I was suckered into this one last night on Amazon Prime. To be fair, it said "Inspired by the works of HP Lovecraft."
The Valdemar Legacy is a story and a half, which isn't always a good thing. We start in modern Spain where a company has been asked to evaluate a Victorian style mansion immediately. It seems the last appraiser vanished and everyone assumes it is because he found something valuable in the house to pawn. The project manager reaches out to a woman who is supposed to be the best in the business and sends her to the house. Once there, she encounters an attic with a corpse and some shambling beast that attacks her. She escapes into the arms of the groundskeeper and his weird friend who has a thing for insects. Meanwhile, everyone has assumed the woman has gone missing and a private eye is hired to find her. The rest of the movie is the PI sitting on a train listening to a story from the turn of the century. This is the only finished story in the movie and it features Aleister Crowley, Lizzie Borden and Bram Stoker among the cast. It is the story of why the Valdemar property is cursed and how that came to be.
As the flashback story stretched on and on, I realized there was no way we were getting back to the present with the missing woman house expert or the private eye hired to find her.
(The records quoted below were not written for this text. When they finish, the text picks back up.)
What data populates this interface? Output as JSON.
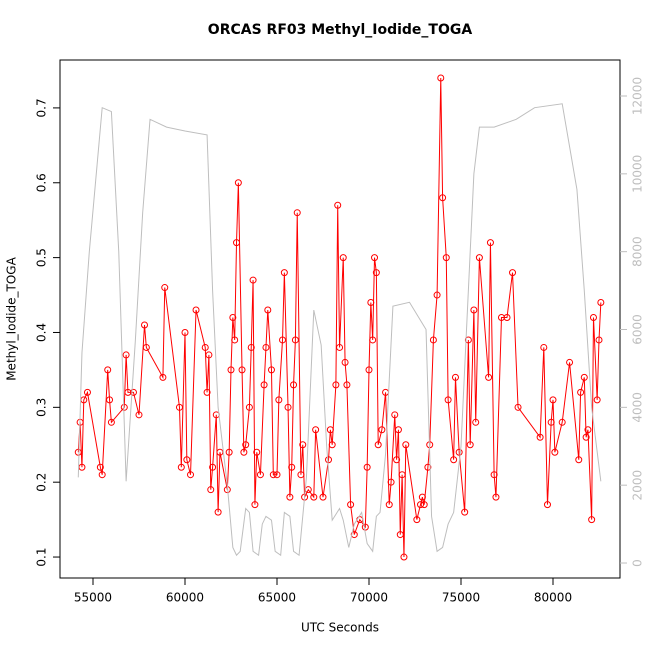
{
  "chart_data": {
    "type": "line",
    "title": "ORCAS RF03 Methyl_Iodide_TOGA",
    "xlabel": "UTC Seconds",
    "ylabel": "Methyl_Iodide_TOGA",
    "xlim": [
      53207,
      83641
    ],
    "ylim": [
      0.072,
      0.764
    ],
    "y2lim": [
      -385,
      12925
    ],
    "xticks": [
      55000,
      60000,
      65000,
      70000,
      75000,
      80000
    ],
    "yticks": [
      0.1,
      0.2,
      0.3,
      0.4,
      0.5,
      0.6,
      0.7
    ],
    "y2ticks": [
      0,
      2000,
      4000,
      6000,
      8000,
      10000,
      12000
    ],
    "series": [
      {
        "color": "#ff0000",
        "markers": true,
        "x": [
          54200,
          54300,
          54400,
          54500,
          54700,
          55400,
          55500,
          55800,
          55900,
          56000,
          56700,
          56800,
          56900,
          57200,
          57500,
          57800,
          57900,
          58800,
          58900,
          59700,
          59800,
          60000,
          60100,
          60300,
          60600,
          61100,
          61200,
          61300,
          61400,
          61500,
          61700,
          61800,
          61900,
          62300,
          62400,
          62500,
          62600,
          62700,
          62800,
          62900,
          63100,
          63200,
          63300,
          63500,
          63600,
          63700,
          63800,
          63900,
          64100,
          64300,
          64400,
          64500,
          64700,
          64800,
          65000,
          65100,
          65300,
          65400,
          65600,
          65700,
          65800,
          65900,
          66000,
          66100,
          66300,
          66400,
          66500,
          66700,
          67000,
          67100,
          67500,
          67800,
          67900,
          68000,
          68200,
          68300,
          68400,
          68600,
          68700,
          68800,
          69000,
          69200,
          69500,
          69800,
          69900,
          70000,
          70100,
          70200,
          70300,
          70400,
          70500,
          70700,
          70900,
          71100,
          71200,
          71400,
          71500,
          71600,
          71700,
          71800,
          71900,
          72000,
          72600,
          72800,
          72900,
          73000,
          73200,
          73300,
          73500,
          73700,
          73900,
          74000,
          74200,
          74300,
          74600,
          74700,
          74900,
          75200,
          75400,
          75500,
          75700,
          75800,
          76000,
          76500,
          76600,
          76800,
          76900,
          77200,
          77500,
          77800,
          78100,
          79300,
          79500,
          79700,
          79900,
          80000,
          80100,
          80500,
          80900,
          81400,
          81500,
          81700,
          81800,
          81900,
          82100,
          82200,
          82400,
          82500,
          82600
        ],
        "values": [
          0.24,
          0.28,
          0.22,
          0.31,
          0.32,
          0.22,
          0.21,
          0.35,
          0.31,
          0.28,
          0.3,
          0.37,
          0.32,
          0.32,
          0.29,
          0.41,
          0.38,
          0.34,
          0.46,
          0.3,
          0.22,
          0.4,
          0.23,
          0.21,
          0.43,
          0.38,
          0.32,
          0.37,
          0.19,
          0.22,
          0.29,
          0.16,
          0.24,
          0.19,
          0.24,
          0.35,
          0.42,
          0.39,
          0.52,
          0.6,
          0.35,
          0.24,
          0.25,
          0.3,
          0.38,
          0.47,
          0.17,
          0.24,
          0.21,
          0.33,
          0.38,
          0.43,
          0.35,
          0.21,
          0.21,
          0.31,
          0.39,
          0.48,
          0.3,
          0.18,
          0.22,
          0.33,
          0.39,
          0.56,
          0.21,
          0.25,
          0.18,
          0.19,
          0.18,
          0.27,
          0.18,
          0.23,
          0.27,
          0.25,
          0.33,
          0.57,
          0.38,
          0.5,
          0.36,
          0.33,
          0.17,
          0.13,
          0.15,
          0.14,
          0.22,
          0.35,
          0.44,
          0.39,
          0.5,
          0.48,
          0.25,
          0.27,
          0.32,
          0.17,
          0.2,
          0.29,
          0.23,
          0.27,
          0.13,
          0.21,
          0.1,
          0.25,
          0.15,
          0.17,
          0.18,
          0.17,
          0.22,
          0.25,
          0.39,
          0.45,
          0.74,
          0.58,
          0.5,
          0.31,
          0.23,
          0.34,
          0.24,
          0.16,
          0.39,
          0.25,
          0.43,
          0.28,
          0.5,
          0.34,
          0.52,
          0.21,
          0.18,
          0.42,
          0.42,
          0.48,
          0.3,
          0.26,
          0.38,
          0.17,
          0.28,
          0.31,
          0.24,
          0.28,
          0.36,
          0.23,
          0.32,
          0.34,
          0.26,
          0.27,
          0.15,
          0.42,
          0.31,
          0.39,
          0.44
        ]
      },
      {
        "color": "#bebebe",
        "axis": "y2",
        "markers": false,
        "x": [
          54200,
          54400,
          54800,
          55500,
          56000,
          56400,
          56800,
          57300,
          57700,
          58100,
          59000,
          60000,
          61200,
          61500,
          61800,
          62300,
          62600,
          62800,
          63000,
          63300,
          63500,
          63700,
          64000,
          64200,
          64400,
          64700,
          64900,
          65200,
          65400,
          65700,
          65900,
          66200,
          66600,
          67000,
          67400,
          67700,
          68000,
          68400,
          68600,
          68900,
          69200,
          69600,
          69900,
          70200,
          70400,
          70600,
          70900,
          71300,
          72200,
          73100,
          73400,
          73700,
          74000,
          74300,
          74600,
          75000,
          75700,
          76000,
          76800,
          78000,
          79000,
          80500,
          81300,
          81700,
          82100,
          82600
        ],
        "values": [
          2200,
          5400,
          8000,
          11700,
          11600,
          8000,
          2100,
          5700,
          9000,
          11400,
          11200,
          11100,
          11000,
          7000,
          4000,
          2000,
          400,
          200,
          300,
          1400,
          1300,
          300,
          200,
          1000,
          1200,
          1100,
          300,
          200,
          1300,
          1200,
          300,
          200,
          2200,
          6500,
          5600,
          3000,
          1100,
          1400,
          1100,
          400,
          1000,
          1300,
          500,
          300,
          1200,
          1300,
          2800,
          6600,
          6700,
          6000,
          1200,
          300,
          400,
          1000,
          1300,
          3000,
          10000,
          11200,
          11200,
          11400,
          11700,
          11800,
          9600,
          7000,
          4000,
          2100
        ]
      }
    ]
  }
}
Sure enough, the movie pretty much ends saying "to be continued." The only full story is that of Mr. and Mrs. Valdemar, who run an orphanage and do fake spirit photography on the side. When their scam is uncovered, Aleister Crowley steps in to help free Mr. Valdemar from prison. All this is so he can perform an unholy ritual at the orphanage. It all gets rather silly once the ritual happens and we find out who in the house has a psychic link to a demonic entity.
At least that one story gets told. I was far more interested in the modern day portion that never gets resolved. To imagine, I am against seeing It because it is only half the story but I fell for this one. I can't recommend it unless you can find the sequel, too, which I can't.